Research pointed out that this plant possesses high amounts of vitamins like A, C, and K as well as dietary fibers and a series of nutrients like diindolylmethane. For example, a serving should offer more than thirty milligrams of Vitamin C while a half-cup is thought to provide approximately fifty milligrams of Vitamin D. When it comes to medicinal uses, only the parts which grow above the ground are utilized.

For instance, Because of its increased vitamin, mineral, and dietary fiber content, nutritional companies started creating supplements that feature the plant’s extract as either a core or an additional ingredient for medical issues like prostate, bladder, colon, and breast cancer, as well as some stomach problems. There are even some products which target the improvement of the immune system. The reason for its introduction in the nutritional field is its chemicals which are believed to help prevent cancer while also offering some antioxidant properties.

There is, in fact, some evidence which reveals that by consuming broccoli, the risks of developing breast cancer is reduced in young women. However, it doesn’t seem to have any impact when it comes to older ones. Additionally, the risks of developing bladder cancer are thought to decrease by 30% when the consumption of broccoli is of 1.75 cups on a daily basis. Unfortunately, most of these benefits haven’t been clinically tested, and the research is still in the early stages; further studies are needed, and no general statements can be made about its effectiveness. Despite this, there are a lot of people who believe in its efficacy.


So far, there isn’t sufficient evidence regarding the safety of broccoli when consumed in a medicinal way if the quantity exceeds the recommended label dosages; it’s better to avoid any exaggerations when a treatment containing broccoli extracts is followed. However, it is viewed as safe in small quantities which are a part of a proper diet. It is important to keep in mind that if applied directly to the skin, this plant may lead to an allergic rash in people who are hypersensitive. Also, breastfeeding or pregnant women can safely consume small amounts on a daily basis.

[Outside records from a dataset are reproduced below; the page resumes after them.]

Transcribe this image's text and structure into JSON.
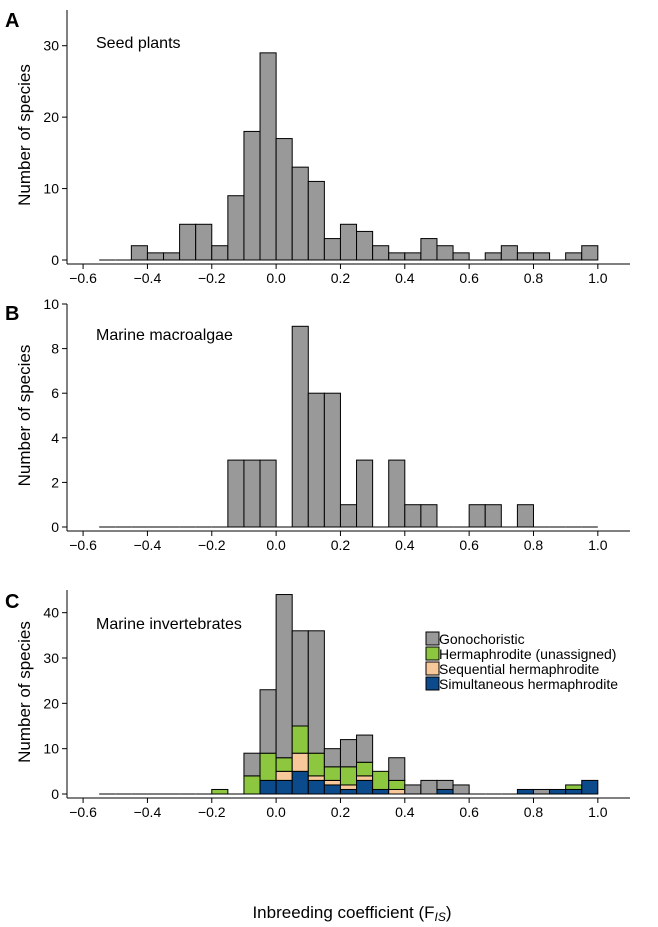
{
  "figure": {
    "xlabel_main": "Inbreeding coefficient (F",
    "xlabel_sub": "IS",
    "xlabel_close": ")"
  },
  "colors": {
    "gray": "#999999",
    "green": "#8dc63f",
    "peach": "#f7c99a",
    "blue": "#0b4a8b",
    "edge": "#000000"
  },
  "chart_data": [
    {
      "type": "bar",
      "panel_letter": "A",
      "title": "Seed plants",
      "ylabel": "Number of species",
      "xlim": [
        -0.65,
        1.1
      ],
      "ylim": [
        0,
        35
      ],
      "xticks": [
        "−0.6",
        "−0.4",
        "−0.2",
        "0.0",
        "0.2",
        "0.4",
        "0.6",
        "0.8",
        "1.0"
      ],
      "xtick_values": [
        -0.6,
        -0.4,
        -0.2,
        0.0,
        0.2,
        0.4,
        0.6,
        0.8,
        1.0
      ],
      "yticks": [
        "0",
        "10",
        "20",
        "30"
      ],
      "ytick_values": [
        0,
        10,
        20,
        30
      ],
      "bin_width": 0.05,
      "bin_start": -0.55,
      "series": [
        {
          "color_key": "gray",
          "values": [
            0,
            0,
            2,
            1,
            1,
            5,
            5,
            2,
            9,
            18,
            29,
            17,
            13,
            11,
            3,
            5,
            4,
            2,
            1,
            1,
            3,
            2,
            1,
            0,
            1,
            2,
            1,
            1,
            0,
            1,
            2
          ]
        }
      ]
    },
    {
      "type": "bar",
      "panel_letter": "B",
      "title": "Marine macroalgae",
      "ylabel": "Number of species",
      "xlim": [
        -0.65,
        1.1
      ],
      "ylim": [
        0,
        10
      ],
      "xticks": [
        "−0.6",
        "−0.4",
        "−0.2",
        "0.0",
        "0.2",
        "0.4",
        "0.6",
        "0.8",
        "1.0"
      ],
      "xtick_values": [
        -0.6,
        -0.4,
        -0.2,
        0.0,
        0.2,
        0.4,
        0.6,
        0.8,
        1.0
      ],
      "yticks": [
        "0",
        "2",
        "4",
        "6",
        "8",
        "10"
      ],
      "ytick_values": [
        0,
        2,
        4,
        6,
        8,
        10
      ],
      "bin_width": 0.05,
      "bin_start": -0.55,
      "series": [
        {
          "color_key": "gray",
          "values": [
            0,
            0,
            0,
            0,
            0,
            0,
            0,
            0,
            3,
            3,
            3,
            0,
            9,
            6,
            6,
            1,
            3,
            0,
            3,
            1,
            1,
            0,
            0,
            1,
            1,
            0,
            1,
            0,
            0,
            0,
            0
          ]
        }
      ]
    },
    {
      "type": "bar",
      "stacked": true,
      "panel_letter": "C",
      "title": "Marine invertebrates",
      "ylabel": "Number of species",
      "xlim": [
        -0.65,
        1.1
      ],
      "ylim": [
        0,
        45
      ],
      "xticks": [
        "−0.6",
        "−0.4",
        "−0.2",
        "0.0",
        "0.2",
        "0.4",
        "0.6",
        "0.8",
        "1.0"
      ],
      "xtick_values": [
        -0.6,
        -0.4,
        -0.2,
        0.0,
        0.2,
        0.4,
        0.6,
        0.8,
        1.0
      ],
      "yticks": [
        "0",
        "10",
        "20",
        "30",
        "40"
      ],
      "ytick_values": [
        0,
        10,
        20,
        30,
        40
      ],
      "bin_width": 0.05,
      "bin_start": -0.55,
      "legend_placement": "upper-right",
      "series": [
        {
          "name": "Simultaneous hermaphrodite",
          "color_key": "blue",
          "values": [
            0,
            0,
            0,
            0,
            0,
            0,
            0,
            0,
            0,
            0,
            3,
            3,
            5,
            3,
            2,
            1,
            3,
            1,
            0,
            0,
            0,
            1,
            0,
            0,
            0,
            0,
            1,
            0,
            1,
            1,
            3
          ]
        },
        {
          "name": "Sequential hermaphrodite",
          "color_key": "peach",
          "values": [
            0,
            0,
            0,
            0,
            0,
            0,
            0,
            0,
            0,
            0,
            0,
            2,
            4,
            1,
            1,
            1,
            1,
            0,
            1,
            0,
            0,
            0,
            0,
            0,
            0,
            0,
            0,
            0,
            0,
            0,
            0
          ]
        },
        {
          "name": "Hermaphrodite (unassigned)",
          "color_key": "green",
          "values": [
            0,
            0,
            0,
            0,
            0,
            0,
            0,
            1,
            0,
            4,
            6,
            3,
            6,
            5,
            3,
            4,
            3,
            4,
            2,
            0,
            0,
            0,
            0,
            0,
            0,
            0,
            0,
            0,
            0,
            1,
            0
          ]
        },
        {
          "name": "Gonochoristic",
          "color_key": "gray",
          "values": [
            0,
            0,
            0,
            0,
            0,
            0,
            0,
            0,
            0,
            5,
            14,
            36,
            21,
            27,
            4,
            6,
            6,
            0,
            5,
            2,
            3,
            2,
            2,
            0,
            0,
            0,
            0,
            1,
            0,
            0,
            0
          ]
        }
      ],
      "legend_order": [
        "Gonochoristic",
        "Hermaphrodite (unassigned)",
        "Sequential hermaphrodite",
        "Simultaneous hermaphrodite"
      ]
    }
  ]
}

Moreover, because a cup of raw broccoli has somewhere around 2.6 grams of dietary fiber, it is viewed as a high-fiber food. Because of this, its consumption can sometimes lead to some irritations of the digestive tract which later leads to gassiness, as reported by the American Cancer Society. Because of this, individuals who suffer from diarrhea or certain intestinal issues are advised to avoid its consumption to avoid experiencing unpleasant effects. If a person following any treatment based on this plant or consuming it in a raw form experiences gas or stomach pains after its usage, they are advised to consult a personal healthcare and immediately discontinue the usage.

There are currently no known interactions with any medication, but it’s safer to ask whether eating it affects the individual who is following a special treatment alongside.

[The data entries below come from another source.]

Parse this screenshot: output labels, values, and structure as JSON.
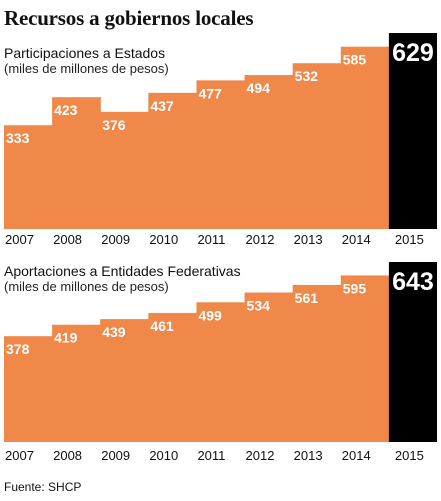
{
  "page": {
    "title": "Recursos a gobiernos locales",
    "source": "Fuente: SHCP"
  },
  "colors": {
    "bar": "#F0884A",
    "highlight": "#000000",
    "label": "#FFFFFF"
  },
  "chart_data": [
    {
      "type": "area",
      "title": "Participaciones a Estados",
      "subtitle": "(miles de millones de pesos)",
      "categories": [
        "2007",
        "2008",
        "2009",
        "2010",
        "2011",
        "2012",
        "2013",
        "2014",
        "2015"
      ],
      "values": [
        333,
        423,
        376,
        437,
        477,
        494,
        532,
        585,
        629
      ],
      "ylim": [
        0,
        629
      ],
      "grid": false,
      "highlight_last": true
    },
    {
      "type": "area",
      "title": "Aportaciones a Entidades Federativas",
      "subtitle": "(miles de millones de pesos)",
      "categories": [
        "2007",
        "2008",
        "2009",
        "2010",
        "2011",
        "2012",
        "2013",
        "2014",
        "2015"
      ],
      "values": [
        378,
        419,
        439,
        461,
        499,
        534,
        561,
        595,
        643
      ],
      "ylim": [
        0,
        643
      ],
      "grid": false,
      "highlight_last": true
    }
  ]
}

Even though broccoli originated from Italy approximately two thousand years ago, it can be found in a wide array of countries nowadays. Some of these are China, the United States, Spain, France, Mexico, Poland, Pakistan, India, and the United Kingdom. Although in the majority of cases, people prefer to boil or steam it and consume it in a somehow natural form, its extracts have been used in some dietary supplements. These natural remedies target conditions such as prostate, breast, gallbladder, and stomach cancer as well as boosting the immune system, thus having a positive impact on the entire organism.

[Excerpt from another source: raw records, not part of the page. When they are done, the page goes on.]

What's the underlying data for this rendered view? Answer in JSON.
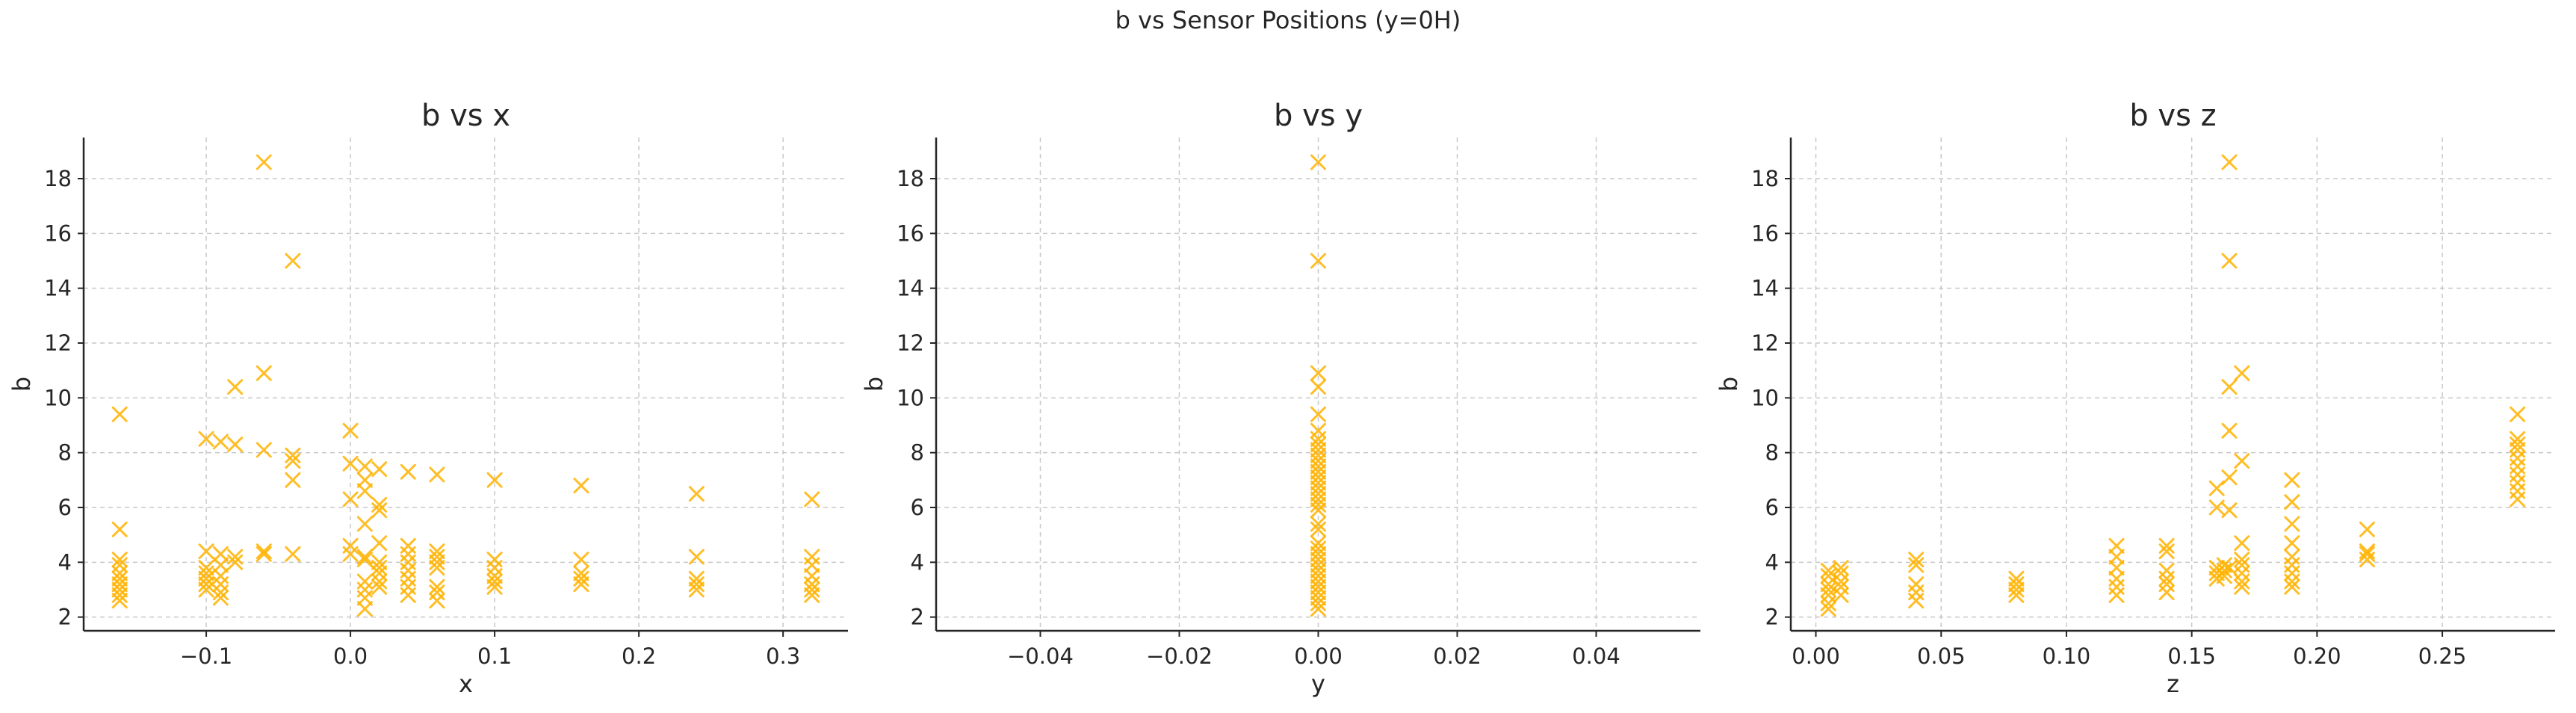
{
  "figure": {
    "suptitle": "b vs Sensor Positions (y=0H)"
  },
  "colors": {
    "marker": "#ffb300",
    "axis": "#262626",
    "grid": "#c8c8c8"
  },
  "chart_data": [
    {
      "type": "scatter",
      "title": "b vs x",
      "xlabel": "x",
      "ylabel": "b",
      "marker": "x",
      "grid": true,
      "xlim": [
        -0.185,
        0.345
      ],
      "ylim": [
        1.5,
        19.5
      ],
      "xticks": [
        -0.1,
        0.0,
        0.1,
        0.2,
        0.3
      ],
      "xtick_labels": [
        "−0.1",
        "0.0",
        "0.1",
        "0.2",
        "0.3"
      ],
      "yticks": [
        2,
        4,
        6,
        8,
        10,
        12,
        14,
        16,
        18
      ],
      "ytick_labels": [
        "2",
        "4",
        "6",
        "8",
        "10",
        "12",
        "14",
        "16",
        "18"
      ],
      "points": [
        [
          -0.16,
          9.4
        ],
        [
          -0.16,
          5.2
        ],
        [
          -0.16,
          4.1
        ],
        [
          -0.16,
          3.9
        ],
        [
          -0.16,
          3.6
        ],
        [
          -0.16,
          3.4
        ],
        [
          -0.16,
          3.2
        ],
        [
          -0.16,
          3.0
        ],
        [
          -0.16,
          2.8
        ],
        [
          -0.16,
          2.6
        ],
        [
          -0.1,
          8.5
        ],
        [
          -0.1,
          4.4
        ],
        [
          -0.1,
          3.8
        ],
        [
          -0.1,
          3.6
        ],
        [
          -0.1,
          3.4
        ],
        [
          -0.1,
          3.2
        ],
        [
          -0.1,
          3.0
        ],
        [
          -0.09,
          8.4
        ],
        [
          -0.09,
          4.3
        ],
        [
          -0.09,
          3.9
        ],
        [
          -0.09,
          3.5
        ],
        [
          -0.09,
          3.2
        ],
        [
          -0.09,
          2.9
        ],
        [
          -0.09,
          2.7
        ],
        [
          -0.08,
          10.4
        ],
        [
          -0.08,
          8.3
        ],
        [
          -0.08,
          4.2
        ],
        [
          -0.08,
          4.0
        ],
        [
          -0.06,
          18.6
        ],
        [
          -0.06,
          10.9
        ],
        [
          -0.06,
          8.1
        ],
        [
          -0.06,
          4.4
        ],
        [
          -0.06,
          4.3
        ],
        [
          -0.04,
          15.0
        ],
        [
          -0.04,
          7.9
        ],
        [
          -0.04,
          7.7
        ],
        [
          -0.04,
          7.0
        ],
        [
          -0.04,
          4.3
        ],
        [
          0.0,
          8.8
        ],
        [
          0.0,
          7.6
        ],
        [
          0.0,
          6.3
        ],
        [
          0.0,
          4.6
        ],
        [
          0.0,
          4.3
        ],
        [
          0.01,
          7.5
        ],
        [
          0.01,
          7.0
        ],
        [
          0.01,
          6.6
        ],
        [
          0.01,
          5.4
        ],
        [
          0.01,
          4.2
        ],
        [
          0.01,
          4.1
        ],
        [
          0.01,
          3.3
        ],
        [
          0.01,
          3.0
        ],
        [
          0.01,
          2.7
        ],
        [
          0.01,
          2.3
        ],
        [
          0.02,
          7.4
        ],
        [
          0.02,
          6.1
        ],
        [
          0.02,
          5.9
        ],
        [
          0.02,
          4.7
        ],
        [
          0.02,
          4.0
        ],
        [
          0.02,
          3.8
        ],
        [
          0.02,
          3.6
        ],
        [
          0.02,
          3.3
        ],
        [
          0.02,
          3.1
        ],
        [
          0.04,
          7.3
        ],
        [
          0.04,
          4.6
        ],
        [
          0.04,
          4.3
        ],
        [
          0.04,
          4.0
        ],
        [
          0.04,
          3.7
        ],
        [
          0.04,
          3.4
        ],
        [
          0.04,
          3.1
        ],
        [
          0.04,
          2.8
        ],
        [
          0.06,
          7.2
        ],
        [
          0.06,
          4.4
        ],
        [
          0.06,
          4.2
        ],
        [
          0.06,
          4.0
        ],
        [
          0.06,
          3.8
        ],
        [
          0.06,
          3.1
        ],
        [
          0.06,
          2.9
        ],
        [
          0.06,
          2.6
        ],
        [
          0.1,
          7.0
        ],
        [
          0.1,
          4.1
        ],
        [
          0.1,
          3.8
        ],
        [
          0.1,
          3.5
        ],
        [
          0.1,
          3.3
        ],
        [
          0.1,
          3.1
        ],
        [
          0.16,
          6.8
        ],
        [
          0.16,
          4.1
        ],
        [
          0.16,
          3.6
        ],
        [
          0.16,
          3.4
        ],
        [
          0.16,
          3.2
        ],
        [
          0.24,
          6.5
        ],
        [
          0.24,
          4.2
        ],
        [
          0.24,
          3.4
        ],
        [
          0.24,
          3.2
        ],
        [
          0.24,
          3.0
        ],
        [
          0.32,
          6.3
        ],
        [
          0.32,
          4.2
        ],
        [
          0.32,
          3.9
        ],
        [
          0.32,
          3.5
        ],
        [
          0.32,
          3.2
        ],
        [
          0.32,
          3.0
        ],
        [
          0.32,
          2.8
        ]
      ]
    },
    {
      "type": "scatter",
      "title": "b vs y",
      "xlabel": "y",
      "ylabel": "b",
      "marker": "x",
      "grid": true,
      "xlim": [
        -0.055,
        0.055
      ],
      "ylim": [
        1.5,
        19.5
      ],
      "xticks": [
        -0.04,
        -0.02,
        0.0,
        0.02,
        0.04
      ],
      "xtick_labels": [
        "−0.04",
        "−0.02",
        "0.00",
        "0.02",
        "0.04"
      ],
      "yticks": [
        2,
        4,
        6,
        8,
        10,
        12,
        14,
        16,
        18
      ],
      "ytick_labels": [
        "2",
        "4",
        "6",
        "8",
        "10",
        "12",
        "14",
        "16",
        "18"
      ],
      "points": [
        [
          0,
          18.6
        ],
        [
          0,
          15.0
        ],
        [
          0,
          10.9
        ],
        [
          0,
          10.4
        ],
        [
          0,
          9.4
        ],
        [
          0,
          8.8
        ],
        [
          0,
          8.5
        ],
        [
          0,
          8.3
        ],
        [
          0,
          8.1
        ],
        [
          0,
          7.9
        ],
        [
          0,
          7.7
        ],
        [
          0,
          7.5
        ],
        [
          0,
          7.3
        ],
        [
          0,
          7.1
        ],
        [
          0,
          6.9
        ],
        [
          0,
          6.7
        ],
        [
          0,
          6.5
        ],
        [
          0,
          6.3
        ],
        [
          0,
          6.1
        ],
        [
          0,
          5.9
        ],
        [
          0,
          5.4
        ],
        [
          0,
          5.2
        ],
        [
          0,
          4.7
        ],
        [
          0,
          4.5
        ],
        [
          0,
          4.3
        ],
        [
          0,
          4.1
        ],
        [
          0,
          3.9
        ],
        [
          0,
          3.7
        ],
        [
          0,
          3.5
        ],
        [
          0,
          3.3
        ],
        [
          0,
          3.1
        ],
        [
          0,
          2.9
        ],
        [
          0,
          2.7
        ],
        [
          0,
          2.5
        ],
        [
          0,
          2.3
        ]
      ]
    },
    {
      "type": "scatter",
      "title": "b vs z",
      "xlabel": "z",
      "ylabel": "b",
      "marker": "x",
      "grid": true,
      "xlim": [
        -0.01,
        0.295
      ],
      "ylim": [
        1.5,
        19.5
      ],
      "xticks": [
        0.0,
        0.05,
        0.1,
        0.15,
        0.2,
        0.25
      ],
      "xtick_labels": [
        "0.00",
        "0.05",
        "0.10",
        "0.15",
        "0.20",
        "0.25"
      ],
      "yticks": [
        2,
        4,
        6,
        8,
        10,
        12,
        14,
        16,
        18
      ],
      "ytick_labels": [
        "2",
        "4",
        "6",
        "8",
        "10",
        "12",
        "14",
        "16",
        "18"
      ],
      "points": [
        [
          0.005,
          3.7
        ],
        [
          0.005,
          3.5
        ],
        [
          0.005,
          3.2
        ],
        [
          0.005,
          3.0
        ],
        [
          0.005,
          2.8
        ],
        [
          0.005,
          2.5
        ],
        [
          0.005,
          2.3
        ],
        [
          0.01,
          3.8
        ],
        [
          0.01,
          3.6
        ],
        [
          0.01,
          3.3
        ],
        [
          0.01,
          3.1
        ],
        [
          0.01,
          2.8
        ],
        [
          0.04,
          4.1
        ],
        [
          0.04,
          3.9
        ],
        [
          0.04,
          3.2
        ],
        [
          0.04,
          2.9
        ],
        [
          0.04,
          2.6
        ],
        [
          0.08,
          3.4
        ],
        [
          0.08,
          3.2
        ],
        [
          0.08,
          3.0
        ],
        [
          0.08,
          2.8
        ],
        [
          0.12,
          4.6
        ],
        [
          0.12,
          4.2
        ],
        [
          0.12,
          3.8
        ],
        [
          0.12,
          3.4
        ],
        [
          0.12,
          3.1
        ],
        [
          0.12,
          2.8
        ],
        [
          0.14,
          4.6
        ],
        [
          0.14,
          4.4
        ],
        [
          0.14,
          3.7
        ],
        [
          0.14,
          3.4
        ],
        [
          0.14,
          3.2
        ],
        [
          0.14,
          2.9
        ],
        [
          0.16,
          6.7
        ],
        [
          0.16,
          6.0
        ],
        [
          0.16,
          3.8
        ],
        [
          0.16,
          3.6
        ],
        [
          0.16,
          3.4
        ],
        [
          0.163,
          3.9
        ],
        [
          0.163,
          3.7
        ],
        [
          0.163,
          3.5
        ],
        [
          0.165,
          18.6
        ],
        [
          0.165,
          15.0
        ],
        [
          0.165,
          10.4
        ],
        [
          0.165,
          8.8
        ],
        [
          0.165,
          7.1
        ],
        [
          0.165,
          5.9
        ],
        [
          0.165,
          3.8
        ],
        [
          0.17,
          10.9
        ],
        [
          0.17,
          7.7
        ],
        [
          0.17,
          4.7
        ],
        [
          0.17,
          4.1
        ],
        [
          0.17,
          3.9
        ],
        [
          0.17,
          3.6
        ],
        [
          0.17,
          3.3
        ],
        [
          0.17,
          3.1
        ],
        [
          0.19,
          7.0
        ],
        [
          0.19,
          6.2
        ],
        [
          0.19,
          5.4
        ],
        [
          0.19,
          4.7
        ],
        [
          0.19,
          4.2
        ],
        [
          0.19,
          3.9
        ],
        [
          0.19,
          3.6
        ],
        [
          0.19,
          3.3
        ],
        [
          0.19,
          3.1
        ],
        [
          0.22,
          5.2
        ],
        [
          0.22,
          4.4
        ],
        [
          0.22,
          4.3
        ],
        [
          0.22,
          4.1
        ],
        [
          0.28,
          9.4
        ],
        [
          0.28,
          8.5
        ],
        [
          0.28,
          8.3
        ],
        [
          0.28,
          8.1
        ],
        [
          0.28,
          7.8
        ],
        [
          0.28,
          7.5
        ],
        [
          0.28,
          7.2
        ],
        [
          0.28,
          6.9
        ],
        [
          0.28,
          6.6
        ],
        [
          0.28,
          6.3
        ]
      ]
    }
  ]
}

Because there are few known side-effects related to this plant, it is considered a safe ingredient for natural remedies. However, the suggested quantity shouldn’t be exceeded to avoid certain possible complications. Although the daily recommended amounts vary depending on the age, sex and health of the person, if there are any doubts as referred to the proper dosage, the individual desiring to follow the treatment is advised to consult a personal doctor. Unlike other plants, it is also considered safe for pregnant or lactating women, as the intake doesn’t exceed the proper daily amounts. On the other hand, people who are hypersensitive should avoid its usage.